NHCS Board votes to pull Rick Holliday's name from stadium
Against the backdrop of recent arrests of former employees of New Hanover County Schools, the Board of Education worked through a number of issues Tuesday evening -- including the request to change the name of Laney High School’s football stadium, which has been discussed for over a year.
Board Chair Stefanie Adams started the meeting by addressing the arrests of two former staff members David Bostian and Ronnie Lynn Strickland. They are accused of sexually abusing former students.
“All of our educators need to know what the expectations are when it comes to reporting anything they see or hear as it relates to student safety, and then, if someone violates those expectations, everyone needs to understand, they will be held accountable.”
Bostian has since died by suicide. After Adams’s statement, it was time for those in the audience to speak:
“The name that’s displayed at the top of the Laney Stadium is one that should have never been there -- and is long overdue to be removed. There are many things that divide our community in our school system, but on this we are united.”
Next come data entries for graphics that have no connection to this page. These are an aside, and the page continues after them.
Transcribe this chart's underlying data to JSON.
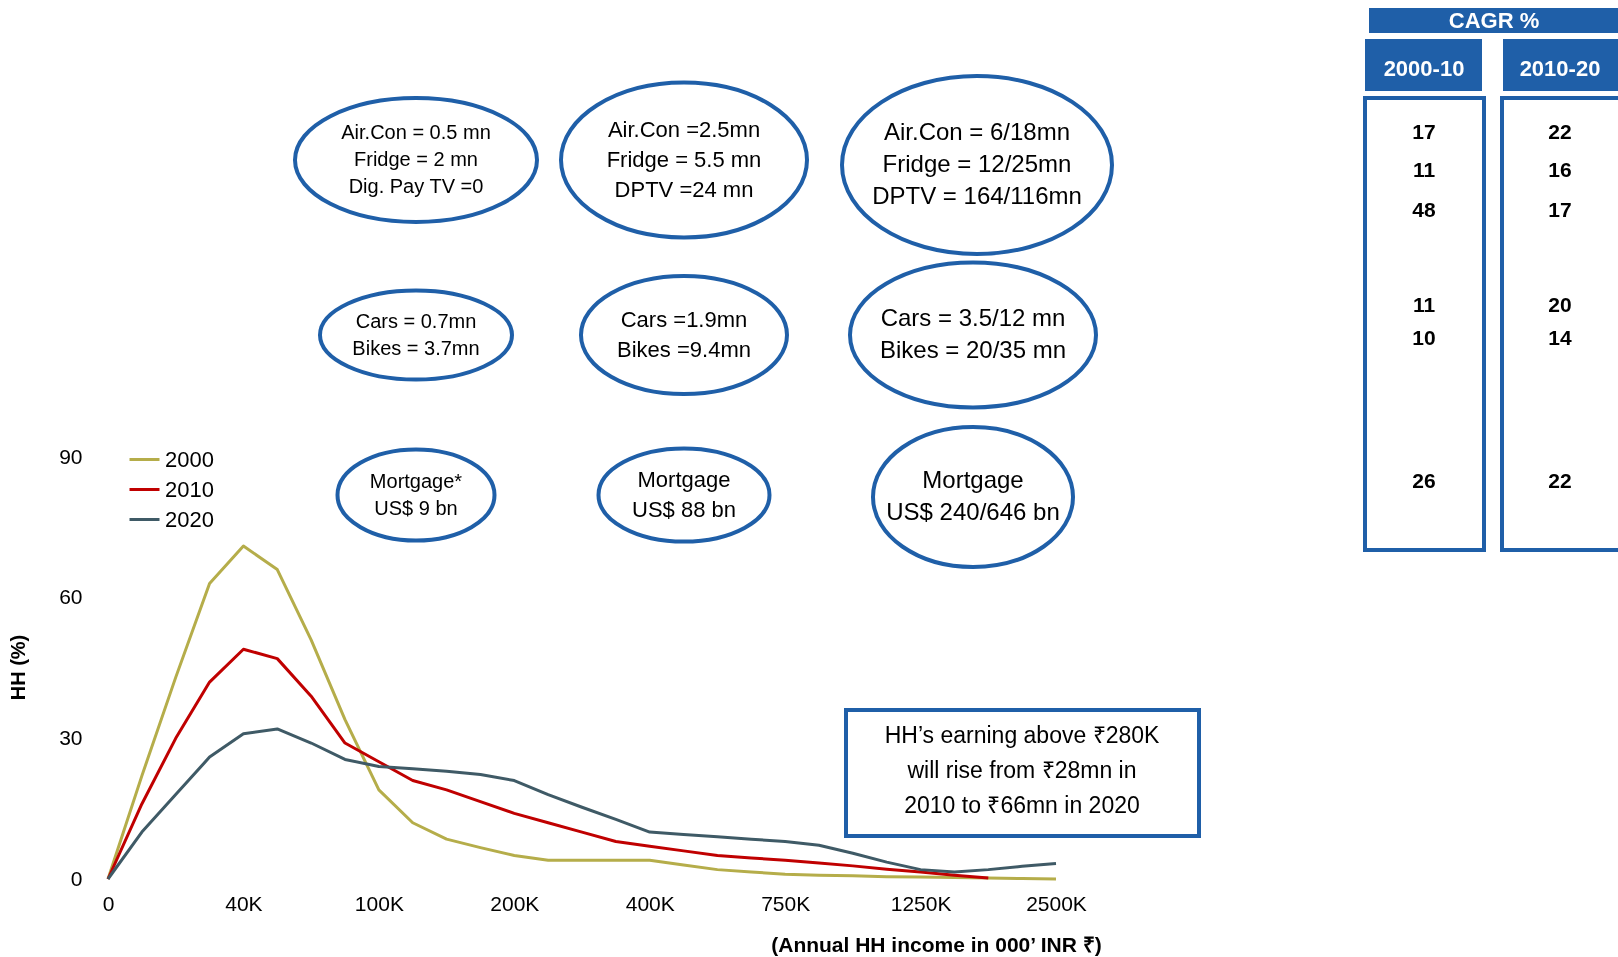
{
  "chart_data": {
    "type": "line",
    "xlabel": "(Annual HH income in 000’ INR ₹)",
    "ylabel": "HH (%)",
    "categories": [
      "0",
      null,
      null,
      null,
      "40K",
      null,
      null,
      null,
      "100K",
      null,
      null,
      null,
      "200K",
      null,
      null,
      null,
      "400K",
      null,
      null,
      null,
      "750K",
      null,
      null,
      null,
      "1250K",
      null,
      null,
      null,
      "2500K"
    ],
    "ylim": [
      0,
      90
    ],
    "yticks": [
      0,
      30,
      60,
      90
    ],
    "grid": false,
    "legend": "top left",
    "marker": "none",
    "line_style": "solid",
    "series": [
      {
        "name": "2000",
        "color": "#b5ad4a",
        "values": [
          0,
          22,
          43,
          63,
          71,
          66,
          51,
          34,
          19,
          12,
          8.5,
          6.7,
          5,
          4,
          4,
          4,
          4,
          3,
          2,
          1.5,
          1,
          0.8,
          0.7,
          0.5,
          0.4,
          0.3,
          0.2,
          0.1,
          0
        ]
      },
      {
        "name": "2010",
        "color": "#c00000",
        "values": [
          0,
          16,
          30,
          42,
          49,
          47,
          39,
          29,
          25,
          21,
          19,
          16.5,
          14,
          12,
          10,
          8,
          7,
          6,
          5,
          4.5,
          4,
          3.4,
          2.8,
          2.1,
          1.5,
          0.8,
          0.2,
          null,
          null
        ]
      },
      {
        "name": "2020",
        "color": "#3f5a66",
        "values": [
          0,
          10,
          18,
          26,
          31,
          32,
          29,
          25.5,
          24,
          23.5,
          23,
          22.3,
          21,
          18,
          15.3,
          12.7,
          10,
          9.5,
          9,
          8.5,
          8,
          7.2,
          5.5,
          3.6,
          2,
          1.5,
          2,
          2.7,
          3.3
        ]
      }
    ],
    "annotations": [
      "Air.Con = 0.5 mn\nFridge = 2 mn\nDig. Pay TV =0",
      "Air.Con =2.5mn\nFridge = 5.5 mn\nDPTV =24 mn",
      "Air.Con = 6/18mn\nFridge = 12/25mn\nDPTV = 164/116mn",
      "Cars = 0.7mn\nBikes = 3.7mn",
      "Cars =1.9mn\nBikes =9.4mn",
      "Cars = 3.5/12 mn\nBikes = 20/35 mn",
      "Mortgage*\nUS$ 9 bn",
      "Mortgage\nUS$ 88 bn",
      "Mortgage\nUS$ 240/646 bn",
      "HH’s earning above ₹280K\nwill rise from ₹28mn in\n2010 to ₹66mn in 2020",
      "CAGR %",
      "2000-10",
      "2010-20",
      "17",
      "11",
      "48",
      "11",
      "10",
      "26",
      "22",
      "16",
      "17",
      "20",
      "14",
      "22"
    ]
  }
}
That’s community member Barbara Anderson. And the name she’s referring to is that of former Deputy Superintendent Rick Holliday. One of the allegations against him is that he failed to formally investigate teachers after reports of their sex crimes against students.
After several members of the audience, including Anderson, spoke in favor of changing the name, the board unanimously agreed. The district will wait 60 days for public input before selecting a new name.
In other board agenda items, they reviewed the upcoming school year budget and unanimously approved a data-sharing agreement with Cape Fear Collective.
And in a 4-3 vote, the district's high schools will be allowed to host smaller prom gatherings in accordance with CDC and DHHS guidance.
Board members Stephanie Walker and Judy Justice tried to institute remote Wednesdays and eliminate the hybrid option for middle and high school students, but they failed to get the motion passed.
Justice said that the teachers she’d talked with preferred to have students either fully remote or in-person.
In response, Board Chair Adams said,
“Ms. Justice, with all due respect, teachers were worried about Plan B. Teachers were worried about Plan A. And what occurred every time is that we’ve made it work. We’ve figured it out, and I understand there may be discomfort, but we’re on Day 2, and there’s such limited time left this year, why make them change again a week from now?”
Justice: “Because they requested it.”
Walker and Justice also asked about the number of students in the hybrid plan, and Superintendent Dr. Charles Foust responded that they didn’t have those figures.